Foram determinantes?
Foram importantes. Sissoco Embaló tinha um capital político forte, que começou a construir desde os tempos de Nino Vieira, antes do conflito de 1998/1999. Quando foi nomeado primeiro-ministro, em 2016, pelo então PR José Mário Vaz, era um desconhecido para o comum dos guineenses, mas tinha influência nos círculos políticos. Este percurso deu-lhe o que necessitava para se tornar PR em 2020, com o apoio do MADEM-G15, o Movimento para Alternância Democrática. Entre os apoios que teve na segunda volta estão nomes de peso, como o próprio José Mário Vaz, do PAIGC, que foi o PR antecessor e o terceiro mais votado na primeira-volta. Ou Carlos Gomes Júnior, um dos mais queridos primeiros-ministros da Guiné-Bissau, que também concorreu a estas presidenciais. Para além do PRS, na altura o segundo maior partido da Guiné, e de Nuno Gomes Nabiam, o quarto mais votado na primeira volta. Com o poder na mão, Sissoco Embaló começou a desenhar um cenário de ilegalidade institucional e constitucional que permitiu a instauração de um regime ditatorial na Guiné-Bissau.
De que forma?
Sissoco Embaló mostrou ao que vinha apenas um dia depois de tomar posse “simbólica” como PR. Demitiu o governo legítimo do então primeiro-ministro Aristides Gomes, do PAIGC, e nomeou como novo chefe do Executivo, Nuno Gomes Nabiam – como recompensa pelo apoio na segunda volta das eleições. Substituiu um governo legal por um ilegal, porque à luz da Constituição da República guineense, um PR não pode nomear um primeiro-ministro que não seja legitimado em eleições legislativas. E mesmo num cenário de dissolução da Assembleia Nacional Popular, é o primeiro-ministro indicado pelo partido mais votado numas legislativas que deve continuar em gestão. Este não foi o caso. O pior é que esse governo imposto acabaria por ter apoio parlamentar, por cumplicidade de cinco deputados do PAIGC. E isso criou uma situação paradoxal: ao ter apoio na Assembleia Nacional Popular, que garantia a passagem de programas e projetos, um governo ilegal começou a ter margem de manobra para atuar com uma aparente legalidade, embora não o fosse de início.
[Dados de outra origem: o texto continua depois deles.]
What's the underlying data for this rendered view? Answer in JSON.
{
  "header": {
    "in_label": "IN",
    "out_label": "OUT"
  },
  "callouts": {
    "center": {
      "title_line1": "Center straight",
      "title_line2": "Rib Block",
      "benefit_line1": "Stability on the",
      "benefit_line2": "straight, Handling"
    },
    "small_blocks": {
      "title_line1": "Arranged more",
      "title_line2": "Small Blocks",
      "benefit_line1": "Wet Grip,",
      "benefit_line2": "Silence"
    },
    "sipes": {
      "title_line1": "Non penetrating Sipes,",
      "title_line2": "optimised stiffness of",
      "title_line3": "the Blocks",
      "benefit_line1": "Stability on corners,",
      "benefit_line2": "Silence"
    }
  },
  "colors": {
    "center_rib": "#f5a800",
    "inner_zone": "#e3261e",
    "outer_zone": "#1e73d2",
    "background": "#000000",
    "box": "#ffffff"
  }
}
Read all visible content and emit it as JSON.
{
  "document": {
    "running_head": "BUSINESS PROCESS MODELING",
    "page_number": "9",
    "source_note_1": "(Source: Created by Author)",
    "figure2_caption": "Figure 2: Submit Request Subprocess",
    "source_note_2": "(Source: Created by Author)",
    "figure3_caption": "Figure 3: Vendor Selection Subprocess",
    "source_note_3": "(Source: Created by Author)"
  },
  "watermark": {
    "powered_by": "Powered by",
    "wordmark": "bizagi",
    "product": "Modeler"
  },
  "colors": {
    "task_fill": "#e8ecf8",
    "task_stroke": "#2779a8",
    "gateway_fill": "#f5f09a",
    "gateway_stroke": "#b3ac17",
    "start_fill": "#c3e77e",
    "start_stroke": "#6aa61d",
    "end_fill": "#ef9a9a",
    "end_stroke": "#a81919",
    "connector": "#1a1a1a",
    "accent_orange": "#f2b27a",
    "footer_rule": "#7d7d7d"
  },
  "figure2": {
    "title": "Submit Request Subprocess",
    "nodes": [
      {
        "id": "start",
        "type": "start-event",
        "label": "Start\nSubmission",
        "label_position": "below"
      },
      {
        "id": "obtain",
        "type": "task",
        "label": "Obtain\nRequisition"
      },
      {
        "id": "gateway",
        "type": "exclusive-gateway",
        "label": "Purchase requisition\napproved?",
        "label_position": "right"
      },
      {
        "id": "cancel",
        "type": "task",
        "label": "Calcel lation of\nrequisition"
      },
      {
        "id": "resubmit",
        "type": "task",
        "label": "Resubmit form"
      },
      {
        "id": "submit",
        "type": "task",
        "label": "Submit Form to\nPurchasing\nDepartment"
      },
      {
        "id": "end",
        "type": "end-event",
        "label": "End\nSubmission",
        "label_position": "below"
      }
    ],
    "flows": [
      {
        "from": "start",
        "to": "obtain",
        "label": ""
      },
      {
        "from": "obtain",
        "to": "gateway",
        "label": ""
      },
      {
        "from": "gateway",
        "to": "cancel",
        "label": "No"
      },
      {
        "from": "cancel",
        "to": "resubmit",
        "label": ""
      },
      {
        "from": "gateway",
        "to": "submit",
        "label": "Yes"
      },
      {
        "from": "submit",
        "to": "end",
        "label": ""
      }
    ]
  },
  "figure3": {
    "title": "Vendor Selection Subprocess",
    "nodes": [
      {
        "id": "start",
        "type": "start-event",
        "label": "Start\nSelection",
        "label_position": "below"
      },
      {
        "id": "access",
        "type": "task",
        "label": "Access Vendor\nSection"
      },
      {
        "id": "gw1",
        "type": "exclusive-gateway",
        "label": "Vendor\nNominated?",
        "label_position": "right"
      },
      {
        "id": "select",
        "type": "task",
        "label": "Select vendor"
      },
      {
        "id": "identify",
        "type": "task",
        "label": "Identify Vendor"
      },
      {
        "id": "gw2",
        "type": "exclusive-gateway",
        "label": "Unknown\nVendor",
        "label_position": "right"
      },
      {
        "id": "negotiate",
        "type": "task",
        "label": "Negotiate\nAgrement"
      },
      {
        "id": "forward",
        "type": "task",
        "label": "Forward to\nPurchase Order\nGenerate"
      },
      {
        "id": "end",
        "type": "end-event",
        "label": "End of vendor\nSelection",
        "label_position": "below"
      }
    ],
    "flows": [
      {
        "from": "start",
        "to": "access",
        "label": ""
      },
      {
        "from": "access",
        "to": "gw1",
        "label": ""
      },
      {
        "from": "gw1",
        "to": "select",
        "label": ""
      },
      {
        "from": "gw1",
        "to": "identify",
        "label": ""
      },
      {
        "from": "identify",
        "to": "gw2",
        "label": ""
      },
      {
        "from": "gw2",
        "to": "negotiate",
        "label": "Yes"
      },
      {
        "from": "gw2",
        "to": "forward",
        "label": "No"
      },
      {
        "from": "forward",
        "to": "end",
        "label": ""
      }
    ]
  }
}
Mesmo com esse apoio parlamentar, a Assembleia Nacional seria dissolvida em 2022.
Sim, isso ocorreu na sequência de debates acesos e de contestação, até de partidos que apoiavam Sissoco Embaló, como o MADEM-G15. Em causa estava a renovação do contrato de exploração de petróleo numa zona marítima dita conjunta com o Senegal. Qualquer acordo dessa natureza tinha de passar pelo Parlamento, o que não foi o caso. A Assembleia Nacional Popular votou a favor de uma resolução para revogar esse acordo, com o apoio do próprio partido do PR. Em resposta, em maio de 2022, Sissoco Embaló dissolveu a Assembleia, acusando os deputados de “converter a Assembleia Nacional Popular num espaço de guerrilha política, de conspiração”. Anunciou eleições para dezembro desse ano, que não se realizaram pela alegada falta de condições técnicas, e só em junho de 2023 fomos a votos. Isto, apesar da Constituição dizer claramente que as legislativas têm de ser realizadas num prazo de 90 dias após uma dissolução da Assembleia Nacional Popular. Na prática, estivemos um ano, entre 2022 e 2023, com um governo que não tinha apoio parlamentar.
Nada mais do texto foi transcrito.